Developers wanted to re-direct thinking about the project with a “powerful” brand that would be clear, authentic, easily recognizable and that “conveys the character and personality of what it represents,” Gilmartin said.

She added that the site is more of a peninsula than a port and that developers believe in Baltimore as a brand, especially in marketing outside the city.

“That’s what we’re pitching,” she said. “We think Baltimore is amazing.

Baltimore Peninsula was chosen from about 50 names, including the current name, over about six months, with the help of consultants and project owners including Under Armour founder Kevin Plank.

Developers, said they hope all of the Port Covington neighborhood, of which they own about 80% of the real estate, will embrace the new name. Other developers are operating separately in Port Covington, some building homes while Under Armour is building a global headquarters on 50 acres owned by the company.

The rebranding comes at a time when the project’s first five buildings are nearing completion, including two office buildings and three residential buildings, with the the first office tenants and apartment residents to start moving in early next year. The 1.1 million square feet of offices, apartments, a hotel, retail and parks is the $500 million first phase of a project eventually planned to hold 14 million square feet on 235 acres.

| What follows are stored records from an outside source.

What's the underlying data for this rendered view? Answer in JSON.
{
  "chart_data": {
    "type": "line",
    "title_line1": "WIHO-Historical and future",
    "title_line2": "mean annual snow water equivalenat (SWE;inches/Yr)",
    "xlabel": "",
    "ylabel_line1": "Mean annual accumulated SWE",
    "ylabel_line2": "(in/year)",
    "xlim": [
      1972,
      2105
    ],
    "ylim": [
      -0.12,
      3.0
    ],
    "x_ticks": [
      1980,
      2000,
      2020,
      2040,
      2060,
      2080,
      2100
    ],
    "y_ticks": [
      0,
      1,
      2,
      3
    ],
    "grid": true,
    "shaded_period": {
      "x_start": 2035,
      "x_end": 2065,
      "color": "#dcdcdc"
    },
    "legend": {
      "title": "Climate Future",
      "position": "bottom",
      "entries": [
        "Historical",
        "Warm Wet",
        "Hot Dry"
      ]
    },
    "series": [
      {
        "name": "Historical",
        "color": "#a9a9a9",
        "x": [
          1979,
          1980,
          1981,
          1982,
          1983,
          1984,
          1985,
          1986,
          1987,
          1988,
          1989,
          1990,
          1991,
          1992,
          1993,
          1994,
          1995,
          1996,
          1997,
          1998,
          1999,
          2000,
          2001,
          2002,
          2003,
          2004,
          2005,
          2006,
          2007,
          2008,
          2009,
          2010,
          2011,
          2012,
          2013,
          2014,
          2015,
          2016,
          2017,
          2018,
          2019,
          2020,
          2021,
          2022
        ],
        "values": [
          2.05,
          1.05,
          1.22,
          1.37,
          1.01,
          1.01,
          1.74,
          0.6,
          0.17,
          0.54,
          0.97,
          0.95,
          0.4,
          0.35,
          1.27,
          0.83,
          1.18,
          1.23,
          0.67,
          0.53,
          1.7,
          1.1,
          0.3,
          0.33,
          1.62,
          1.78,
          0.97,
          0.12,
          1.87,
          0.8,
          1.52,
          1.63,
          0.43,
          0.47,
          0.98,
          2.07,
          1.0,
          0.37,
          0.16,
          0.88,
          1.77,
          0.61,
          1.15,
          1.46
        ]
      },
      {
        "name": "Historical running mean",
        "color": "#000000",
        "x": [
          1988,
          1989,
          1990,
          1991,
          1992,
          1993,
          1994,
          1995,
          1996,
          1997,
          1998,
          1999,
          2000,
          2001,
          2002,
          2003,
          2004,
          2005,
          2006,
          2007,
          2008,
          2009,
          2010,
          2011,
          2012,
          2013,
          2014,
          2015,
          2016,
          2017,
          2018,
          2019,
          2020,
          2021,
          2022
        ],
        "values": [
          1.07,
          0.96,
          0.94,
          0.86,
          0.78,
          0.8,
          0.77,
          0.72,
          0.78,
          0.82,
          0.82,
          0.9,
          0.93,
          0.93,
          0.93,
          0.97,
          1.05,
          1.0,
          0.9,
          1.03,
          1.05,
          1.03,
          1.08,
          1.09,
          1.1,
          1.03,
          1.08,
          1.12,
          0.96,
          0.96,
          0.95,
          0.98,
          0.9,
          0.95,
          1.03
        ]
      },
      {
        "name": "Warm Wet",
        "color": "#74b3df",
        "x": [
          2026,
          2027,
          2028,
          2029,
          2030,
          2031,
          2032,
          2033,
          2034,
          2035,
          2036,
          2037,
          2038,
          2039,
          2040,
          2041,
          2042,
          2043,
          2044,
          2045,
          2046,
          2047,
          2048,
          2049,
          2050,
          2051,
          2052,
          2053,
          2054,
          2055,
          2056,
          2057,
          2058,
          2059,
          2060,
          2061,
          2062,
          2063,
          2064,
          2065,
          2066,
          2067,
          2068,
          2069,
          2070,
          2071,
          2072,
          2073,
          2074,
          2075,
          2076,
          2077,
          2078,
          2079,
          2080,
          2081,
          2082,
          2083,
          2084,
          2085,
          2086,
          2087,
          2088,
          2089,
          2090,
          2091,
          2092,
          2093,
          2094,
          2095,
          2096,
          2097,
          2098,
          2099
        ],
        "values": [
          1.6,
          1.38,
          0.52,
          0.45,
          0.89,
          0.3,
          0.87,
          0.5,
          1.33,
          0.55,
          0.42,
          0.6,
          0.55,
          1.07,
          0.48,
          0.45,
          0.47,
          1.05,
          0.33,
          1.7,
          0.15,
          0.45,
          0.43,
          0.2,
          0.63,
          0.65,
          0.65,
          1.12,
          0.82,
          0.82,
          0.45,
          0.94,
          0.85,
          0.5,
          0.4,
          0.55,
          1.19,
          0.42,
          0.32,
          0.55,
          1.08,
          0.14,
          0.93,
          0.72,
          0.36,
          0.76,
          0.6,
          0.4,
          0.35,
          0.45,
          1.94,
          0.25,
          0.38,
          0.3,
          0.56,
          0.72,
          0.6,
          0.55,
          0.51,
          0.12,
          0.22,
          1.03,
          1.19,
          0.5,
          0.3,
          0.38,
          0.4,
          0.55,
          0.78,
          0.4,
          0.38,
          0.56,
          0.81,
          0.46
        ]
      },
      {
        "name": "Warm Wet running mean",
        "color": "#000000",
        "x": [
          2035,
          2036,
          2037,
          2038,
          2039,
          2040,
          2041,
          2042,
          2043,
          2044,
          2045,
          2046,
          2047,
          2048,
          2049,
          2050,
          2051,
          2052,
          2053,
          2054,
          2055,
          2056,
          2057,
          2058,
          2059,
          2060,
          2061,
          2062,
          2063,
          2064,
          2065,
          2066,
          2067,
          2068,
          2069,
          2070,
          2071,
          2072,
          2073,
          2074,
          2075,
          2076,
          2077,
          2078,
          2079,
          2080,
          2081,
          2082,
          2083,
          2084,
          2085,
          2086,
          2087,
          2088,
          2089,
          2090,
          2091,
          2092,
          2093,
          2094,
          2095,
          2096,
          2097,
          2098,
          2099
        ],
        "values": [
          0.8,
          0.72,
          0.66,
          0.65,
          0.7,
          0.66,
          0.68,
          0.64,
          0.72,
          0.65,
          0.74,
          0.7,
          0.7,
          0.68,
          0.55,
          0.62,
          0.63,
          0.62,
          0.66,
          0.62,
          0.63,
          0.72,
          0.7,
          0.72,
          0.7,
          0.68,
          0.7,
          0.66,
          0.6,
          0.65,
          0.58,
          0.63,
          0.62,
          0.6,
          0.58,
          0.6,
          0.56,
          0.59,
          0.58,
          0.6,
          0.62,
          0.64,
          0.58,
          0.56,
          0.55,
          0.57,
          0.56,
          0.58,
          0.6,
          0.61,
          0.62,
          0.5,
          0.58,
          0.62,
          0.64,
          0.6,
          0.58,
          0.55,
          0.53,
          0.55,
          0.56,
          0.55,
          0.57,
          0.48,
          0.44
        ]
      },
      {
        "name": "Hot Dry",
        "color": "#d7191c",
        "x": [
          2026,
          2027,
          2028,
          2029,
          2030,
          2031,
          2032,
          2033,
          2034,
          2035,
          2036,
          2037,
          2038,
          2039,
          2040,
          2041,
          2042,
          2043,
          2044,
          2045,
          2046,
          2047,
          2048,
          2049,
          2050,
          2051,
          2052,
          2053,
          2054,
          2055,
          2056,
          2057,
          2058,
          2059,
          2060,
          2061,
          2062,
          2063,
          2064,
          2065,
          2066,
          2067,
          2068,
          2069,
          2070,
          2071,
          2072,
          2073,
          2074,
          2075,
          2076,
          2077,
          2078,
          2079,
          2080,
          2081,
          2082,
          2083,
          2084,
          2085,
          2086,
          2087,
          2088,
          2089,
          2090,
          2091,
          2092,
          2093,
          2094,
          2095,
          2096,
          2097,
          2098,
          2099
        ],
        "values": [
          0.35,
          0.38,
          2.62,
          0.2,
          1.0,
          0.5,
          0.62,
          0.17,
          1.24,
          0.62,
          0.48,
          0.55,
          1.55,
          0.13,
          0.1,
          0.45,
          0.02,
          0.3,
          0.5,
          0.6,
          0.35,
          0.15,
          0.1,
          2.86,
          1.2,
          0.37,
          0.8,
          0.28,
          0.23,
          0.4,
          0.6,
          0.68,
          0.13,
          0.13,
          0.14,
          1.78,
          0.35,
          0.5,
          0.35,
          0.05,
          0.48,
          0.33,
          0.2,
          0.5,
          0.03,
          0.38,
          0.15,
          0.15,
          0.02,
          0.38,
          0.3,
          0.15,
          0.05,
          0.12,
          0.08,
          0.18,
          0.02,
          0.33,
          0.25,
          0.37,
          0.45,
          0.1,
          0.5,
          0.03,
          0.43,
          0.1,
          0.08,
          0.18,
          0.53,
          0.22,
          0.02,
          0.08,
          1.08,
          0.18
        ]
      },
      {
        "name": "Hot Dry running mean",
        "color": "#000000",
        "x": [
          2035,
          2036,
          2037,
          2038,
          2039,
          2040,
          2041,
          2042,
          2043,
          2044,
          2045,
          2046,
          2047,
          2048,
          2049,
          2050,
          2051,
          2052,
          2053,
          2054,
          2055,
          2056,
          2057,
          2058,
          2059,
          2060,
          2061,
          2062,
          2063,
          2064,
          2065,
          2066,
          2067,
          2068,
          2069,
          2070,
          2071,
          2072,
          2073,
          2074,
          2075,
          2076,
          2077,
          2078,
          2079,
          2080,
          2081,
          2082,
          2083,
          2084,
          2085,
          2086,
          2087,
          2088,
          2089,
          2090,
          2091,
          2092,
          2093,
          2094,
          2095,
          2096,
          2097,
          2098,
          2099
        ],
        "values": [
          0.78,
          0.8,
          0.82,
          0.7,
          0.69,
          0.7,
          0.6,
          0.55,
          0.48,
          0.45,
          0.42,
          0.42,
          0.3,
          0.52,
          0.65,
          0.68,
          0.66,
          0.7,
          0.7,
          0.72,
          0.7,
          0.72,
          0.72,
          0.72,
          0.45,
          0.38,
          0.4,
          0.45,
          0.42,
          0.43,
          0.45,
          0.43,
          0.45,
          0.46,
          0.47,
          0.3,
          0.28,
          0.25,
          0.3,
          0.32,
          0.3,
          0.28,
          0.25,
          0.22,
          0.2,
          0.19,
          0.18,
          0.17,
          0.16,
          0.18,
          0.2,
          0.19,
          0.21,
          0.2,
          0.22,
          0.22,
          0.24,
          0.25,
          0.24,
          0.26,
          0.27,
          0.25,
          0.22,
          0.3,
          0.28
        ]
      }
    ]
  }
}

“Baltimore is an incredibly special place to me — it is home — and it is rewarding to see the culmination of all the great work that has been done to-date,” said Plank, principal and CEO of Sagamore Ventures, in Tuesday’s announcement.

An official grand opening for Baltimore Peninsula is being planned for next September.

Gilmartin said developers are working on finalizing leases with two tenants for the office building on the newly named House Street by the first quarter of next year, which would fully occupy the building. One of those tenants is expected to be CFG Bank. A second office building will house Rye Street Market, and H. Chambers Co., an architecture and interior design firm, will move into 9,000 square feet in that building in March.

“The philosophy for the commercial space is not to cannibalize the Inner Harbor and to move tenants around Baltimore but to go wider on a national strategy,” Gilmartin said.

The five buildings under construction in Port Covington, which is being renamed Baltimore Peninsula, are shown in this file photo. They are the first phase of a larger redevelopment of the area.
The five buildings under construction in Port Covington, which is being renamed Baltimore Peninsula, are shown in this file photo. They are the first phase of a larger redevelopment of the area. (Jerry Jackson/Baltimore Sun)

The first phase also includes 250 Mission, a 162-unit apartment building, and Rye House, a 254-unit apartment building, a 121-unit residential building with an extended-stay hotel, a parking garage and a park. Leasing for the apartments will start in the first quarter and the first residents are expected to move in by March.

Sagamore’s Port Covington project has sprouted alongside its earlier developments, Rye Street Tavern and Sagamore Spirit Distillery. The Baltimore Sun leases its office in the Port Covington development.

Developers hope to announce the start of another office building next year, with a company headquarters type of tenant in place, and another apartment building, Gilmartin said.

“Obviously with the headwinds in the economy, it remains to be seen if we can do that,” she said, though “the residential market is quite robust in Baltimore.”